O grupo Volkswagen continua a agir e acaba de oficializar a escala dos seus cortes de empregos na Alemanha, com 50 mil empregos em risco. Ao mesmo tempo, o grupo está a reestruturar e a recentralizar algumas das suas atividades.

Sabíamos que ia doer. Agora medimos até que ponto. E é claro que vai doer muito. Oliver Blume, chefe do grupo Volkswagen, confirmou em carta aos acionistas, publicada juntamente com os resultados anuais de 2025 e divulgada pela agência de notícias Reutersque alguns 50.000 empregos seriam perdidos na Alemanha nos próximos anos.
O grupo, que empregava cerca de 293 mil pessoas em solo alemão no final de 2024, poderia assim cair abaixo de 250.000 funcionáriosobviamente levando em conta algumas contratações que continuarão paralelamente, porque também não ficará tudo congelado.
Este anúncio não é uma grande surpresa, na medida em que a maior parte dos cortes já era conhecida: no final de 2024, a marca Volkswagen (e não todo o grupo) tinha chegado a um acordo com os sindicatos para cortar 35 mil postos de trabalho até 2030.

O robô cortador de grama autônomo de nova geração
O Mammotion LUBA 3 AWD mapeia o seu jardim ao centímetro mais próximo graças à sua navegação RTK e visão 3D. Encostas, obstáculos, áreas complexas… Gere tudo de forma inteligente a partir do seu smartphone.

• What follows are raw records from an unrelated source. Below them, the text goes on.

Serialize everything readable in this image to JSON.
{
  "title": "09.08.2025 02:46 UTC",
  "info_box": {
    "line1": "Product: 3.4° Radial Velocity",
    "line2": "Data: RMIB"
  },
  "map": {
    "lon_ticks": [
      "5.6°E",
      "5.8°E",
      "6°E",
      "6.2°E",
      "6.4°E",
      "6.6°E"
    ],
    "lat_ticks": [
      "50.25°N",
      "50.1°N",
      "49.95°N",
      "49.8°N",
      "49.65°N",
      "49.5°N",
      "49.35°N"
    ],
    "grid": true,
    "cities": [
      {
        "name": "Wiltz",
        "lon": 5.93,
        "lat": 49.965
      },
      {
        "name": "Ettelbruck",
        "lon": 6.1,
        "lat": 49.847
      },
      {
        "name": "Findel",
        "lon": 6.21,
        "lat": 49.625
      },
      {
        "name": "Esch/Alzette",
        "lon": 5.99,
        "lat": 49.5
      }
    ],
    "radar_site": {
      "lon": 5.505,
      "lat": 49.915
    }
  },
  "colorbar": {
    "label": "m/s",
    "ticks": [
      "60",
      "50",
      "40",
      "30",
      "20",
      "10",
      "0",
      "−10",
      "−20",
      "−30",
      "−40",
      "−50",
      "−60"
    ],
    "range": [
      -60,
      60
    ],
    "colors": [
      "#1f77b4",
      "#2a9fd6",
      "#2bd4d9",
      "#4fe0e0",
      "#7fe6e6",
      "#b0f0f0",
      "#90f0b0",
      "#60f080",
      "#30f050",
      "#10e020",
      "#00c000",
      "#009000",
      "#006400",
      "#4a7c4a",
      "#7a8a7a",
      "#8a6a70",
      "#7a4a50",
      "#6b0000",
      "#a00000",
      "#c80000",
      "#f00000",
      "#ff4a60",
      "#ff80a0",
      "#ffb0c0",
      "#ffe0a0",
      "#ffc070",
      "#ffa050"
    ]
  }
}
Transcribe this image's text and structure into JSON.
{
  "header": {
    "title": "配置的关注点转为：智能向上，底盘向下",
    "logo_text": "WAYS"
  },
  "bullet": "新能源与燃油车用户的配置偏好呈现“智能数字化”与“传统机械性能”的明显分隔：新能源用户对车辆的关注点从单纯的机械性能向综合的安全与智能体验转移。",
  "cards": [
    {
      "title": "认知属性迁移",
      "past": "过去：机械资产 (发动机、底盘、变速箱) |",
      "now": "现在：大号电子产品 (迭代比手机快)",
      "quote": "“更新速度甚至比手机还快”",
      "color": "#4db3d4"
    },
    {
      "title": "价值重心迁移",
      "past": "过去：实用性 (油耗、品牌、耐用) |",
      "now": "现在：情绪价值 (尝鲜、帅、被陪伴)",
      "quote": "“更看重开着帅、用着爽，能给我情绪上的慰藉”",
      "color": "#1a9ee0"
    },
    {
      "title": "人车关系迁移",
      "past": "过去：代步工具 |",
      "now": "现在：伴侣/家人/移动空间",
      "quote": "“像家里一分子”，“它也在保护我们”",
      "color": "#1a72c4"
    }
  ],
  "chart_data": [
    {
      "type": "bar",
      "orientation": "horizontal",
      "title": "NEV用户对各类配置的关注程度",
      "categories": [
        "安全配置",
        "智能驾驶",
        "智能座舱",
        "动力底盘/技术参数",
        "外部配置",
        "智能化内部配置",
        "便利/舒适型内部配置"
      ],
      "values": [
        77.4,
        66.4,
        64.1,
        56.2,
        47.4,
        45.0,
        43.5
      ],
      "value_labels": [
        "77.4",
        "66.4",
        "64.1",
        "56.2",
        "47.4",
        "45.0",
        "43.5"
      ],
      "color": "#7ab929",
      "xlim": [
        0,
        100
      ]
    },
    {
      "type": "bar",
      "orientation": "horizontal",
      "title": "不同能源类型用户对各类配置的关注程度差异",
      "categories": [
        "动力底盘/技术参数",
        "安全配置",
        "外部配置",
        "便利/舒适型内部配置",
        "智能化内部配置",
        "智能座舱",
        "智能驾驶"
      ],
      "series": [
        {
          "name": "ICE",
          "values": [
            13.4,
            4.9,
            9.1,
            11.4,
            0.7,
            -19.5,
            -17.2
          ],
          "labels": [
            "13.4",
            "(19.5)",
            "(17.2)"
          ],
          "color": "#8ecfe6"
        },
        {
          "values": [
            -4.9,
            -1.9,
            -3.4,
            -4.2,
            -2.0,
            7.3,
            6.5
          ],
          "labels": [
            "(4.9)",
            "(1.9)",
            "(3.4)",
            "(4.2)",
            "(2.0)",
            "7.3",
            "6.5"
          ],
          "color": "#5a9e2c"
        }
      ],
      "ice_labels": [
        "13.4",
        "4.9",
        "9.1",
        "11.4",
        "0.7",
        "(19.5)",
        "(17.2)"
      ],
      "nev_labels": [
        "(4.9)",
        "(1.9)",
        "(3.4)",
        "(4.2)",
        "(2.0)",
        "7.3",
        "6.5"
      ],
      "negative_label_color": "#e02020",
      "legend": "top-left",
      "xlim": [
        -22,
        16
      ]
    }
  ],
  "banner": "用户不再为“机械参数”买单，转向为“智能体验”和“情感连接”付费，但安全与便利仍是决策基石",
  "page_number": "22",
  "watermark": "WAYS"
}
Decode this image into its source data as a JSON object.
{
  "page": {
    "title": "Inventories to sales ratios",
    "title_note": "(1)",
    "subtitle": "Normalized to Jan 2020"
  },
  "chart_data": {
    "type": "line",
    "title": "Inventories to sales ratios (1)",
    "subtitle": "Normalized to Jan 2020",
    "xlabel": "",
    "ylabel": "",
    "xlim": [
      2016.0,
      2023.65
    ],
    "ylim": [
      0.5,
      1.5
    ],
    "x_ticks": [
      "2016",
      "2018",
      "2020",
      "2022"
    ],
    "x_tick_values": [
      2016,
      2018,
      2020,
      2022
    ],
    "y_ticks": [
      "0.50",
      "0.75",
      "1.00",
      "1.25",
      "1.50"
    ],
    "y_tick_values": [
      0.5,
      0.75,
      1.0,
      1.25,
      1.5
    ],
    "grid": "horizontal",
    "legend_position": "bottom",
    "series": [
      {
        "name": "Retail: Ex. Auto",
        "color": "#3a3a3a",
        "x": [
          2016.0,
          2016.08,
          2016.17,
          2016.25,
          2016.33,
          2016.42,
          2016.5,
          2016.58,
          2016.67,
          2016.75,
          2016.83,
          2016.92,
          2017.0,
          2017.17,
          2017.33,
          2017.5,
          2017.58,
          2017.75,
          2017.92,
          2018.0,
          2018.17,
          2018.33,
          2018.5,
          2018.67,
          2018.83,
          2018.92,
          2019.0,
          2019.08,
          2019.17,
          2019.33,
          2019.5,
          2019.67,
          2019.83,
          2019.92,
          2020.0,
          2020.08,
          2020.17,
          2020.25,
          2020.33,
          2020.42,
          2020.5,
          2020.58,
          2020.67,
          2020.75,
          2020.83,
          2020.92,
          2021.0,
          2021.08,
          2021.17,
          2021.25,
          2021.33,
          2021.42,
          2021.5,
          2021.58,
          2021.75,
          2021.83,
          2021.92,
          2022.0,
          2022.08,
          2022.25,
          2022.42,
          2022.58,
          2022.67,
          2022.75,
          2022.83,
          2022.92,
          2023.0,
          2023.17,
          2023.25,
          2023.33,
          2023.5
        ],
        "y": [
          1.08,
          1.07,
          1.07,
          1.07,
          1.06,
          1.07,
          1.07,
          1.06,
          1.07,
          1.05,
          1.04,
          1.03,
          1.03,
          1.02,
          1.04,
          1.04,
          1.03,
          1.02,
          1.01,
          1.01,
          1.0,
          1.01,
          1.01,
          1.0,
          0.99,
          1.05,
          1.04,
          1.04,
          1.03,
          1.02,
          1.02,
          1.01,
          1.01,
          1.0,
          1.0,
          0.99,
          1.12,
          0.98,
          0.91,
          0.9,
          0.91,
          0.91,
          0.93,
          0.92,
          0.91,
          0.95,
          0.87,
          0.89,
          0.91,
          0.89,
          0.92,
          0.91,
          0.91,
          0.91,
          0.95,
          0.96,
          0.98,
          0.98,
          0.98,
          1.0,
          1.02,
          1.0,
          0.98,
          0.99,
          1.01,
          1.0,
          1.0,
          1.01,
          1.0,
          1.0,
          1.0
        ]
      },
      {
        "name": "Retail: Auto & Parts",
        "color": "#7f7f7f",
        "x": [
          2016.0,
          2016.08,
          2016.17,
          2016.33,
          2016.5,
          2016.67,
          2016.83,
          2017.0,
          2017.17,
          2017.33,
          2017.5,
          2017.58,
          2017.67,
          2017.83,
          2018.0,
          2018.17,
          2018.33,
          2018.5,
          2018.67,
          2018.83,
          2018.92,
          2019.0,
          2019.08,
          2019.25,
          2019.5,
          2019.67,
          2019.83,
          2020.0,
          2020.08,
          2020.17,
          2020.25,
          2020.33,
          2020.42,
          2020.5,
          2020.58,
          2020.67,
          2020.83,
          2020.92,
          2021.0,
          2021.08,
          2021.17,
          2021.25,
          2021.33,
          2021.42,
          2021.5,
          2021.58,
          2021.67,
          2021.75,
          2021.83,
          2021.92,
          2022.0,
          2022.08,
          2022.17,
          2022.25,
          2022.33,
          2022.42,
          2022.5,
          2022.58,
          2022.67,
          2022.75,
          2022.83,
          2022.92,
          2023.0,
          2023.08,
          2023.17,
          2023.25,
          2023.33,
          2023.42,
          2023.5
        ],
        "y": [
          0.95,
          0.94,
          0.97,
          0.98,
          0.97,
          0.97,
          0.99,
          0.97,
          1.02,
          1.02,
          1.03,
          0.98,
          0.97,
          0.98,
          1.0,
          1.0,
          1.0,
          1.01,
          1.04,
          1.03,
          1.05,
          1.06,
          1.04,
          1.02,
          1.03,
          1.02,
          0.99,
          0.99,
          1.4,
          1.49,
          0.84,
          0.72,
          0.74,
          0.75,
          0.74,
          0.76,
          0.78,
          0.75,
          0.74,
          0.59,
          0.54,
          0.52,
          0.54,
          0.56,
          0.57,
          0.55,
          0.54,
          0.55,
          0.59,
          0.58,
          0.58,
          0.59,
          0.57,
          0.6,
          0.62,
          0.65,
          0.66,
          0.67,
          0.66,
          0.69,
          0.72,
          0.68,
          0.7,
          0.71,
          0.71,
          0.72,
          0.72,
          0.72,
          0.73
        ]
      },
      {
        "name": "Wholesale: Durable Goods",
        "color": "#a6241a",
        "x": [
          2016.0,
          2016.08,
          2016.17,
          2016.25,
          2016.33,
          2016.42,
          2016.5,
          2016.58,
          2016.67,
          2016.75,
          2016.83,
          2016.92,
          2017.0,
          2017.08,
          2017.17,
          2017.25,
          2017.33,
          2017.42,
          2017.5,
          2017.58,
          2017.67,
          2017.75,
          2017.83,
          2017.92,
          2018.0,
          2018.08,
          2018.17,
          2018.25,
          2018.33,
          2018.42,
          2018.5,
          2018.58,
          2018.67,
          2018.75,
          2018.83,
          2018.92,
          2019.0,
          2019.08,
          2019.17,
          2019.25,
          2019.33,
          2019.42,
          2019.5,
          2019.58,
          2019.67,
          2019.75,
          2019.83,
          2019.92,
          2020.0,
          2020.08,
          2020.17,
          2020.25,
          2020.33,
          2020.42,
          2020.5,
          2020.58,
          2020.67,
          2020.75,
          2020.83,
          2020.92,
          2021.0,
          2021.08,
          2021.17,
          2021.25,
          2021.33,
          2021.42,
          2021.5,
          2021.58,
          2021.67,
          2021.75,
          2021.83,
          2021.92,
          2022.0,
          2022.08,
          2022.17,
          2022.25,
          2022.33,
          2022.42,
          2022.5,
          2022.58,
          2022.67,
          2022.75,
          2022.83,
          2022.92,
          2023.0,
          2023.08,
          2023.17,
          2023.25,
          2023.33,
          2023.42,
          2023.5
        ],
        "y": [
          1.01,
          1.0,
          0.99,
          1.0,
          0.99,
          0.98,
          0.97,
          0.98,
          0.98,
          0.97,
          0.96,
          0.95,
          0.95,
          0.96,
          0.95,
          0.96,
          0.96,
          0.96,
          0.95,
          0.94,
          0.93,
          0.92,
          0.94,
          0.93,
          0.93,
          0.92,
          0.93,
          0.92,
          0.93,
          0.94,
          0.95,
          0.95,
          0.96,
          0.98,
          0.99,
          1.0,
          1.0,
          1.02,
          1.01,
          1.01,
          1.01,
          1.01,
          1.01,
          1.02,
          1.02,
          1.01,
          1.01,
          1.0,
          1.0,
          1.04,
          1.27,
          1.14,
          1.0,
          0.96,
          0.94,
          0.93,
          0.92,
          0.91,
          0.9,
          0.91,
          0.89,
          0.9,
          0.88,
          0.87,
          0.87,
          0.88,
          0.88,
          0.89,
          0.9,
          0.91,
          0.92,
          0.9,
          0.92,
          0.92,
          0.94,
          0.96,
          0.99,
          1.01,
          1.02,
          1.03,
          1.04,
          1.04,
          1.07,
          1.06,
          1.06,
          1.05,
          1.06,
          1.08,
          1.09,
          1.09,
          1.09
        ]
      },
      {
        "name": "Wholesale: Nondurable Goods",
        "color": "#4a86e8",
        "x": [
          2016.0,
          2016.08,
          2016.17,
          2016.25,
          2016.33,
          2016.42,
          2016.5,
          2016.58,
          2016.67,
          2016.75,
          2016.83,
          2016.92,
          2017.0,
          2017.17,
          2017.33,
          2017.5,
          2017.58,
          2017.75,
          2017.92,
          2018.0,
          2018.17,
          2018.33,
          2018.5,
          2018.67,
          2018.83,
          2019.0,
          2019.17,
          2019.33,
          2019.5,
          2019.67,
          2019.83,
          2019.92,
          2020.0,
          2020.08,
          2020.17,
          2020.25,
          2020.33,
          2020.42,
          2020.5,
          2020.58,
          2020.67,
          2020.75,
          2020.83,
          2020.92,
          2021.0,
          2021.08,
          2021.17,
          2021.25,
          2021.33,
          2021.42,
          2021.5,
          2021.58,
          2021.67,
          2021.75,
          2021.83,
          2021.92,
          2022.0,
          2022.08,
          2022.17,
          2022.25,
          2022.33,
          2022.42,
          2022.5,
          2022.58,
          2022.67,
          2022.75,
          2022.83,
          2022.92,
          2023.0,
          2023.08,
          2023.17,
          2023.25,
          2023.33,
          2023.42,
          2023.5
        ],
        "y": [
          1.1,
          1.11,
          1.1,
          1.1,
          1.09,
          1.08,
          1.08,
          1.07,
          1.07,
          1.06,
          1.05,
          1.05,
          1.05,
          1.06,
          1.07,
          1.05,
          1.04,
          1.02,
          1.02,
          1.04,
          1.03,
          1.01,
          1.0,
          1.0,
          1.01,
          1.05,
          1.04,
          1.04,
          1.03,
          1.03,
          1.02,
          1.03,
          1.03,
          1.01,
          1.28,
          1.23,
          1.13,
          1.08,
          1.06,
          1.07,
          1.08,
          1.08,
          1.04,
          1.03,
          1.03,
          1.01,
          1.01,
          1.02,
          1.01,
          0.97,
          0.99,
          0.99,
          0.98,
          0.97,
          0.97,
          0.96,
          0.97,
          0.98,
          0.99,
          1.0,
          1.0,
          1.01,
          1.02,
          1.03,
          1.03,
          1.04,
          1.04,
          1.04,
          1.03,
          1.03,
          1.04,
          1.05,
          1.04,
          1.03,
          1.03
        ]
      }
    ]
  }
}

Mas a “novidade” é a consolidação do quadro geral, uma vez que a Audi, a Porsche e até mesmo a Cariad, a entidade de software do grupo, estão agora explicitamente informadas.
Resultados que (parcialmente) explicam esta decisão
Para compreender este plano social sem precedentes, devemos olhar para os números de 2025, ou mesmo de 2024, depois também de 2023, se não de todo o período pós-pandemia. Em 2025, o volume de negócios do grupo manteve-se nos 321,9 mil milhões de euros, quase estável face ao ano anterior (324,7 mil milhões).
Leia também:
Os 35.000 cortes de empregos não foram suficientes: a Volkswagen continua sua enorme redução de custos
Mas por trás desta solidez mais ou menos aparente, as margens entraram em colapso : o lucro operacional caiu para metade, para 8,9 mil milhões de euros, e o lucro líquido caiu 38%, de 10,7 para 6,7 mil milhões. A margem operacional caiu para 2,8%. Um nível que não víamos desde 2016, no coração de Dieselgate.
Oliver Blume alertou suas equipes que, a partir de janeiro, os próximos esforços seriam muito mais severos. Diante dos jornalistas, declarou que o grupo não deixaria “ nenhuma pedra sem virá-la », segundo a mídia alemã Handelsblatt. Desenvolvimento, compras, vendas, qualidade, produção: todos os departamentos estão envolvidos e serão impactados por esses cortes de empregos.
Uma recentralização do poder em Wolfsburg
Além dos cortes de empregos, é a própria estrutura do grupo que está evoluindo. Desde 1er Em abril, três funções multifuncionais (compras, produção e vendas) ficam diretamente sob a autoridade de Oliver Blume, assim como o desenvolvimento já estava. Até agora, o departamento de compras reportava, por exemplo, ao grupo de marcas “Premium”, que inclui Audi, Bentley e Lamborghini.
Esta centralização deve ser creditada ao fim do duplo papel de Oliver Blume na Volkswagen e na Porsche, quando Michael Leiters, antigo patrão da McLaren, assumiu as rédeas da empresa de Estugarda, cujos lucros, há muito invejáveis, diminuíram recentemente. Para Oliver Blume trata-se de consolidar a sua autoridade em Wolfsburg numa altura em que segundo algumas fontes o seu apoio no seio das famílias accionistas não foi totalmente adquirido.

E, ao mesmo tempo, o grupo está focado no lançamento de uma série de novos produtos em 2026, cerca de vinte no total, com vários modelos 100% elétricos, incluindo o tão aguardado Volkswagen ID. Polo, uma nova versão do ID.4 que poderá se tornar ID. Tiguan, mas também o Skoda Epiq, Cupra Raval e outro Audi Q4 e-tron reestilizado e um hipotético Audi A2.